En France en 2008, un homicide sur cinq résulte des violences conjugales. Ce constat a encouragé les autorités à réagir. Le Parlement a adopté le 29 juin 2010 après un dernier vote une proposition de loi sur les violences conjugales. A l’origine, le texte concernait uniquement les violences faites aux femmes mais l’intitulé de la loi a été élargi aux violences au sein du couple et celles faites aux enfants. L’objectif est de contrôler cette violence, de la limiter et de permettre aux victimes de sortir de leur silence. Avant l’adoption de cette loi, seules 8% des victimes osaient dénoncer leur conjoint. Cette loi a instauré différentes mesures : - L’instauration d’une ordonnance de protection des victimes

Le juge aux Affaires Familiales pourra être saisi en urgence afin qu’il rende une ordonnance de protection à l’égard de la victime ou de l’un de ses enfants. Cette ordonnance permettra de protéger la victime dans trois types d’hypothèses : en cas de menace de coups, de mariage forcé ou de mutilations sexuelles.

La grande innovation de cette ordonnance réside dans les moyens dont dispose le juge pour protéger la victime et l’éloigner du conjoint dangereux. L’ordonnance permet d’organiser « l’éviction de l’auteur des violences du domicile familial » ou d’organiser le relogement de la victime si celle-ci décide de quitter le domicile.
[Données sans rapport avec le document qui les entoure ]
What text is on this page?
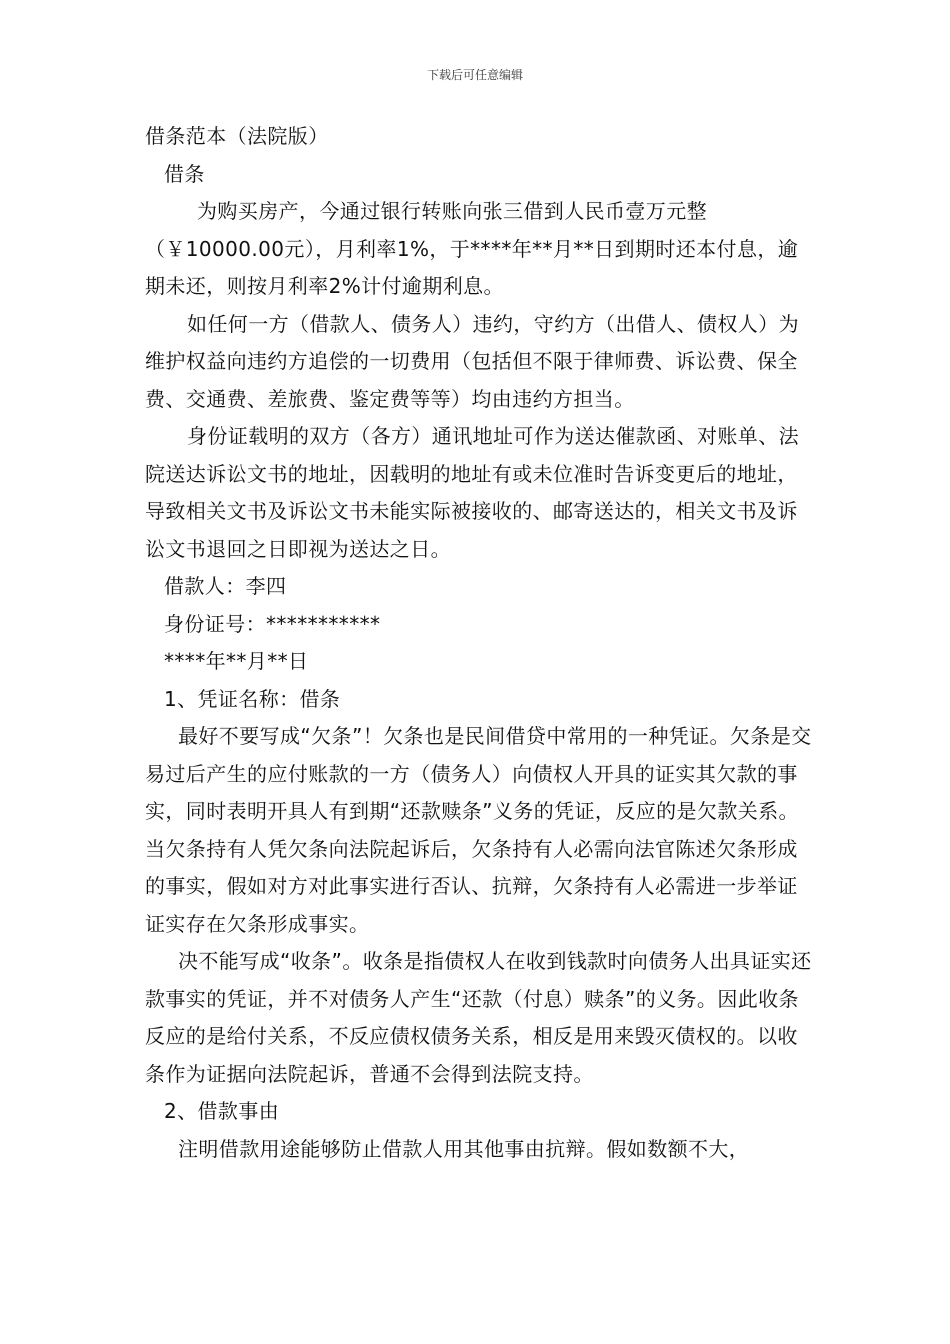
下载后可任意编辑

借条范本（法院版）

借条

为购买房产，今通过银行转账向张三借到人民币壹万元整（￥10000.00元），月利率1%，于****年**月**日到期时还本付息，逾期未还，则按月利率2%计付逾期利息。

如任何一方（借款人、债务人）违约，守约方（出借人、债权人）为维护权益向违约方追偿的一切费用（包括但不限于律师费、诉讼费、保全费、交通费、差旅费、鉴定费等等）均由违约方担当。

身份证载明的双方（各方）通讯地址可作为送达催款函、对账单、法院送达诉讼文书的地址，因载明的地址有或未位准时告诉变更后的地址，导致相关文书及诉讼文书未能实际被接收的、邮寄送达的，相关文书及诉讼文书退回之日即视为送达之日。

借款人：李四

身份证号：***********

****年**月**日

1、凭证名称：借条

最好不要写成“欠条”！欠条也是民间借贷中常用的一种凭证。欠条是交易过后产生的应付账款的一方（债务人）向债权人开具的证实其欠款的事实，同时表明开具人有到期“还款赎条”义务的凭证，反应的是欠款关系。当欠条持有人凭欠条向法院起诉后，欠条持有人必需向法官陈述欠条形成的事实，假如对方对此事实进行否认、抗辩，欠条持有人必需进一步举证证实存在欠条形成事实。

决不能写成“收条”。收条是指债权人在收到钱款时向债务人出具证实还款事实的凭证，并不对债务人产生“还款（付息）赎条”的义务。因此收条反应的是给付关系，不反应债权债务关系，相反是用来毁灭债权的。以收条作为证据向法院起诉，普通不会得到法院支持。

2、借款事由

注明借款用途能够防止借款人用其他事由抗辩。假如数额不大，
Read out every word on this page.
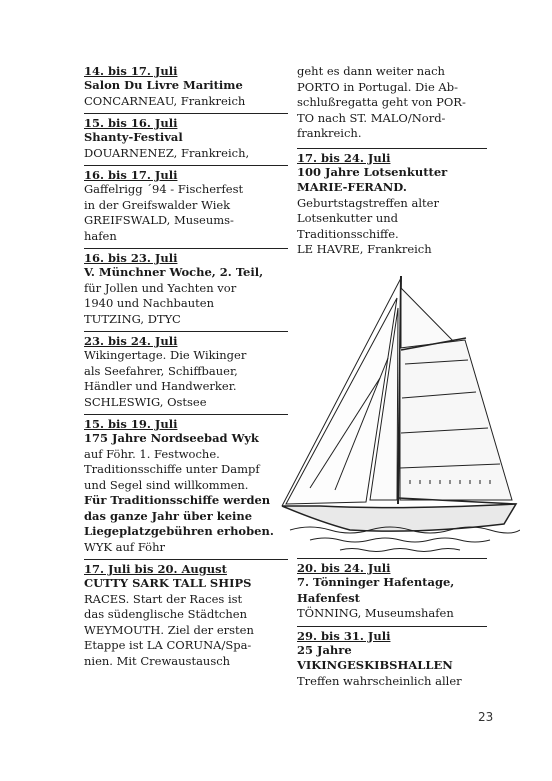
14. bis 17. Juli
Salon Du Livre Maritime
CONCARNEAU, Frankreich
15. bis 16. Juli
Shanty-Festival
DOUARNENEZ, Frankreich,
16. bis 17. Juli
Gaffelrigg ´94 - Fischerfest
in der Greifswalder Wiek
GREIFSWALD, Museums-
hafen
16. bis 23. Juli
V. Münchner Woche, 2. Teil,
für Jollen und Yachten vor
1940 und Nachbauten
TUTZING, DTYC
23. bis 24. Juli
Wikingertage. Die Wikinger
als Seefahrer, Schiffbauer,
Händler und Handwerker.
SCHLESWIG, Ostsee
15. bis 19. Juli
175 Jahre Nordseebad Wyk
auf Föhr. 1. Festwoche.
Traditionsschiffe unter Dampf
und Segel sind willkommen.
Für Traditionsschiffe werden
das ganze Jahr über keine
Liegeplatzgebühren erhoben.
WYK auf Föhr
17. Juli bis 20. August
CUTTY SARK TALL SHIPS
RACES. Start der Races ist
das südenglische Städtchen
WEYMOUTH. Ziel der ersten
Etappe ist LA CORUNA/Spa-
nien. Mit Crewaustausch
geht es dann weiter nach
PORTO in Portugal. Die Ab-
schlußregatta geht von POR-
TO nach ST. MALO/Nord-
frankreich.
17. bis 24. Juli
100 Jahre Lotsenkutter
MARIE-FERAND.
Geburtstagstreffen alter
Lotsenkutter und
Traditionsschiffe.
LE HAVRE, Frankreich
20. bis 24. Juli
7. Tönninger Hafentage,
Hafenfest
TÖNNING, Museumshafen
29. bis 31. Juli
25 Jahre
VIKINGESKIBSHALLEN
Treffen wahrscheinlich aller
23
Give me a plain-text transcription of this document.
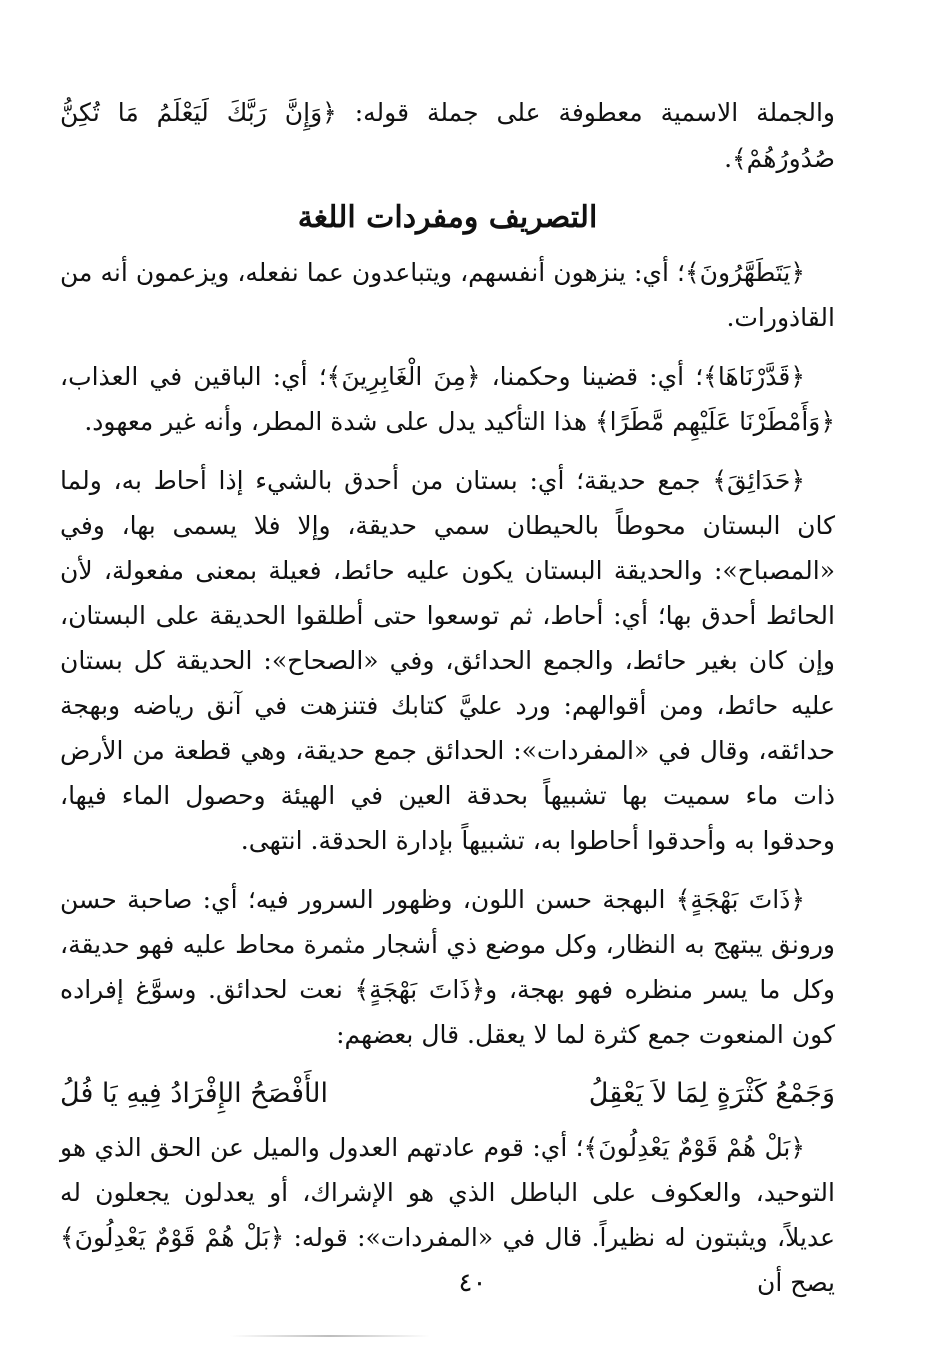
والجملة الاسمية معطوفة على جملة قوله: ﴿وَإِنَّ رَبَّكَ لَيَعْلَمُ مَا تُكِنُّ صُدُورُهُمْ﴾.

التصريف ومفردات اللغة

﴿يَتَطَهَّرُونَ﴾؛ أي: ينزهون أنفسهم، ويتباعدون عما نفعله، ويزعمون أنه من القاذورات.

﴿قَدَّرْنَاهَا﴾؛ أي: قضينا وحكمنا، ﴿مِنَ الْغَابِرِينَ﴾؛ أي: الباقين في العذاب، ﴿وَأَمْطَرْنَا عَلَيْهِم مَّطَرًا﴾ هذا التأكيد يدل على شدة المطر، وأنه غير معهود.

﴿حَدَائِقَ﴾ جمع حديقة؛ أي: بستان من أحدق بالشيء إذا أحاط به، ولما كان البستان محوطاً بالحيطان سمي حديقة، وإلا فلا يسمى بها، وفي «المصباح»: والحديقة البستان يكون عليه حائط، فعيلة بمعنى مفعولة، لأن الحائط أحدق بها؛ أي: أحاط، ثم توسعوا حتى أطلقوا الحديقة على البستان، وإن كان بغير حائط، والجمع الحدائق، وفي «الصحاح»: الحديقة كل بستان عليه حائط، ومن أقوالهم: ورد عليَّ كتابك فتنزهت في آنق رياضه وبهجة حدائقه، وقال في «المفردات»: الحدائق جمع حديقة، وهي قطعة من الأرض ذات ماء سميت بها تشبيهاً بحدقة العين في الهيئة وحصول الماء فيها، وحدقوا به وأحدقوا أحاطوا به، تشبيهاً بإدارة الحدقة. انتهى.

﴿ذَاتَ بَهْجَةٍ﴾ البهجة حسن اللون، وظهور السرور فيه؛ أي: صاحبة حسن ورونق يبتهج به النظار، وكل موضع ذي أشجار مثمرة محاط عليه فهو حديقة، وكل ما يسر منظره فهو بهجة، و﴿ذَاتَ بَهْجَةٍ﴾ نعت لحدائق. وسوَّغ إفراده كون المنعوت جمع كثرة لما لا يعقل. قال بعضهم:

وَجَمْعُ كَثْرَةٍ لِمَا لاَ يَعْقِلُ
الأَفْصَحُ الإِفْرَادُ فِيهِ يَا فُلُ

﴿بَلْ هُمْ قَوْمٌ يَعْدِلُونَ﴾؛ أي: قوم عادتهم العدول والميل عن الحق الذي هو التوحيد، والعكوف على الباطل الذي هو الإشراك، أو يعدلون يجعلون له عديلاً، ويثبتون له نظيراً. قال في «المفردات»: قوله: ﴿بَلْ هُمْ قَوْمٌ يَعْدِلُونَ﴾ يصح أن

٤٠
L’objectif ne semble plus être uniquement d’empêcher la réalisation de ces violences mais surtout la protection de la victime.

Cette procédure ne s’applique qu’en cas de violences exercées par des auteurs déterminés. Elle ne pourra pas être engagée à l’encontre de n’importe quel individu violent. Cette procédure concerne les violences exercées « au sein du couple ou par un ancien conjoint, un ancien partenaire lié par un PACS ou un ancien concubin ». Le champ d’application de l’ordonnance défini par la loi est assez large dans la mesure où il ne s’applique pas uniquement aux époux.

L’ordonnance de protection ne peut dépasser quatre mois. Cette durée peut être prolongée si une requête en divorce ou en séparation de corps est déposée.

- Le délit d'harcèlement psychologique

La nouvelle loi ne concerne pas uniquement les violences physiques. La création de ce délit d’harcèlement psychologique concerne les violences morales. Ce délit se caractérise par le fait de « harceler son conjoint par des agissements répétés ». La peine encourue pour ce délit est de cinq ans d’emprisonnement et de 75 000 euros d’amende.

- Le bracelet électronique

La nouvelle loi sur les violences conjugales prévoit également la possibilité de faire porter au conjoint violent un bracelet électronique. Cette mesure a pour objectif d’empêcher le conjoint d’approcher sa victime.